Sécurité : la DRPN-Oubri reçoit une mission du DCAF à Ziniaré
Ziniaré, 26 janvier 2026(AIB)-La Direction régionale de la Police nationale (DRPN) de l’Oubri a accueilli, ce lundi, une délégation du Centre de Genève pour la gouvernance du secteur de la sécurité (DCAF), conduite par sa directrice, Nathalie Chuard. Objectif : évaluer sur le terrain l’impact du programme de formation « Kit intégrité » mis en œuvre au sein de la Police nationale.
La mission a été reçue par la commissaire divisionnaire Natacha Zoungrana, directrice régionale de la Police nationale de l’Oubri.

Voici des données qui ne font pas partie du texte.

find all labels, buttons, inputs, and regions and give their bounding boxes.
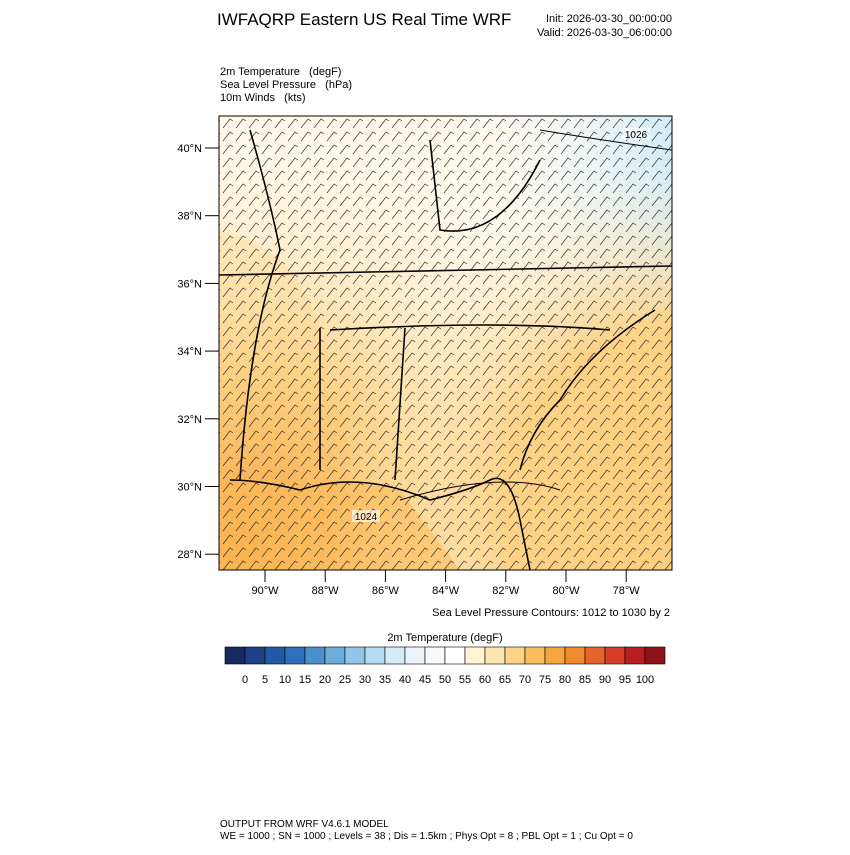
lon-label: 82°W — [492, 585, 520, 597]
colorbar-swatch — [584, 646, 606, 665]
colorbar-label: 65 — [499, 674, 511, 686]
colorbar-swatch — [564, 646, 586, 665]
colorbar-swatch — [484, 646, 506, 665]
lat-label: 28°N — [177, 549, 202, 561]
lat-label: 30°N — [177, 482, 202, 494]
colorbar-label: 45 — [419, 674, 431, 686]
colorbar-label: 15 — [299, 674, 311, 686]
colorbar-swatch — [384, 646, 406, 665]
colorbar-label: 60 — [479, 674, 491, 686]
field-label: Sea Level Pressure (hPa) — [220, 79, 352, 91]
colorbar-swatch — [404, 646, 426, 665]
colorbar-title: 2m Temperature (degF) — [387, 632, 502, 644]
contour-note: Sea Level Pressure Contours: 1012 to 103… — [432, 607, 670, 619]
lat-label: 36°N — [177, 278, 202, 290]
field-list: 2m Temperature (degF)Sea Level Pressure … — [220, 66, 352, 104]
colorbar-label: 55 — [459, 674, 471, 686]
colorbar: 0 5 10 15 20 25 30 35 40 45 50 55 60 65 70 75 80 85 90 95 10… — [224, 646, 666, 686]
map-labels: 40°N 38°N 36°N 34°N 32°N 30°N 28°N 90°W 88°W 86°W… — [177, 128, 650, 597]
colorbar-swatch — [324, 646, 346, 665]
colorbar-swatch — [244, 646, 266, 665]
lon-label: 78°W — [613, 585, 641, 597]
colorbar-label: 75 — [539, 674, 551, 686]
colorbar-label: 40 — [399, 674, 411, 686]
colorbar-swatch — [264, 646, 286, 665]
lat-label: 38°N — [177, 211, 202, 223]
colorbar-label: 50 — [439, 674, 451, 686]
colorbar-swatch — [424, 646, 446, 665]
valid-time: Valid: 2026-03-30_06:00:00 — [537, 27, 672, 39]
colorbar-swatch — [644, 646, 666, 665]
contour-label-box — [352, 510, 380, 522]
footer-line: OUTPUT FROM WRF V4.6.1 MODEL — [220, 819, 389, 830]
colorbar-swatch — [604, 646, 626, 665]
colorbar-swatch — [284, 646, 306, 665]
colorbar-label: 70 — [519, 674, 531, 686]
colorbar-label: 90 — [599, 674, 611, 686]
colorbar-label: 20 — [319, 674, 331, 686]
colorbar-label: 85 — [579, 674, 591, 686]
init-time: Init: 2026-03-30_00:00:00 — [546, 13, 672, 25]
colorbar-label: 10 — [279, 674, 291, 686]
colorbar-swatch — [224, 646, 246, 665]
contour-label: 1026 — [625, 130, 648, 141]
field-label: 10m Winds (kts) — [220, 92, 306, 104]
footer-line: WE = 1000 ; SN = 1000 ; Levels = 38 ; Di… — [220, 831, 633, 842]
colorbar-swatch — [624, 646, 646, 665]
contour-label: 1024 — [355, 512, 378, 523]
map — [219, 116, 672, 570]
colorbar-label: 80 — [559, 674, 571, 686]
colorbar-swatch — [344, 646, 366, 665]
colorbar-swatch — [304, 646, 326, 665]
colorbar-label: 30 — [359, 674, 371, 686]
colorbar-label: 35 — [379, 674, 391, 686]
colorbar-label: 25 — [339, 674, 351, 686]
colorbar-swatch — [524, 646, 546, 665]
contour-label-box — [622, 128, 650, 140]
title: IWFAQRP Eastern US Real Time WRF — [217, 10, 511, 29]
colorbar-swatch — [464, 646, 486, 665]
lat-label: 34°N — [177, 346, 202, 358]
colorbar-swatch — [544, 646, 566, 665]
colorbar-label: 0 — [242, 674, 248, 686]
field-label: 2m Temperature (degF) — [220, 66, 341, 78]
colorbar-label: 5 — [262, 674, 268, 686]
lat-label: 40°N — [177, 143, 202, 155]
lon-label: 90°W — [251, 585, 279, 597]
lon-label: 80°W — [552, 585, 580, 597]
lon-label: 86°W — [372, 585, 400, 597]
colorbar-swatch — [444, 646, 466, 665]
colorbar-label: 95 — [619, 674, 631, 686]
lon-label: 84°W — [432, 585, 460, 597]
colorbar-swatch — [364, 646, 386, 665]
colorbar-label: 100 — [636, 674, 654, 686]
colorbar-swatch — [504, 646, 526, 665]
lat-label: 32°N — [177, 414, 202, 426]
lon-label: 88°W — [312, 585, 340, 597]
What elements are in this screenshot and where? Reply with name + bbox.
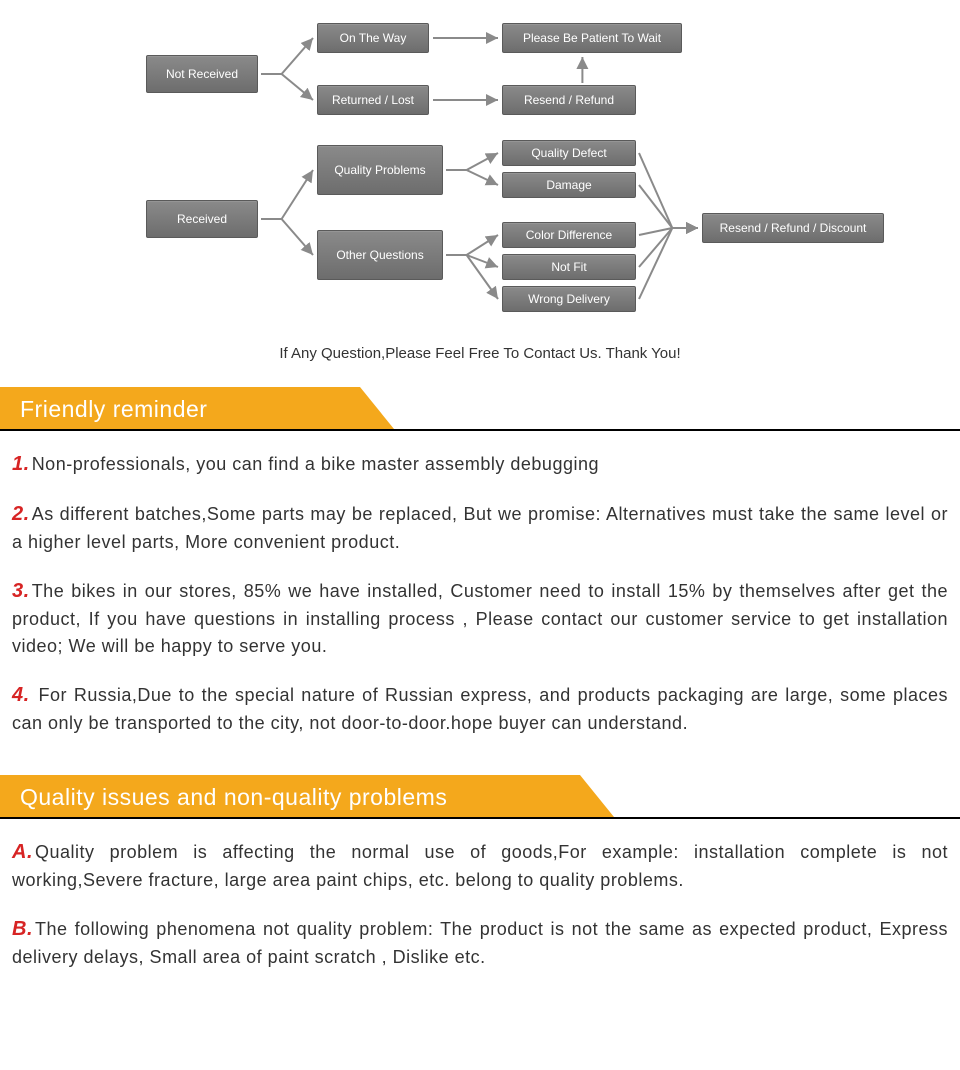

Cette visite visait à constater les changements opérés dans la qualité du service public de sécurité, notamment en matière d’éthique, de responsabilité, de respect des droits humains et de gestion des manquements professionnels.
Selon le DCAF, le partenariat met l’accent sur la prévention de la corruption, le renforcement de l’intégrité au sein de la police judiciaire, la promotion de l’éthique dans la police administrative, ainsi que l’amélioration des mécanismes de contrôle interne, de sanctions et de récompenses.
Au terme de la visite, Nathalie Chuard s’est dite satisfaite des résultats observés. Elle a salué la proximité croissante entre la police et les populations, tout en invitant les acteurs à rester vigilants afin de consolider les acquis.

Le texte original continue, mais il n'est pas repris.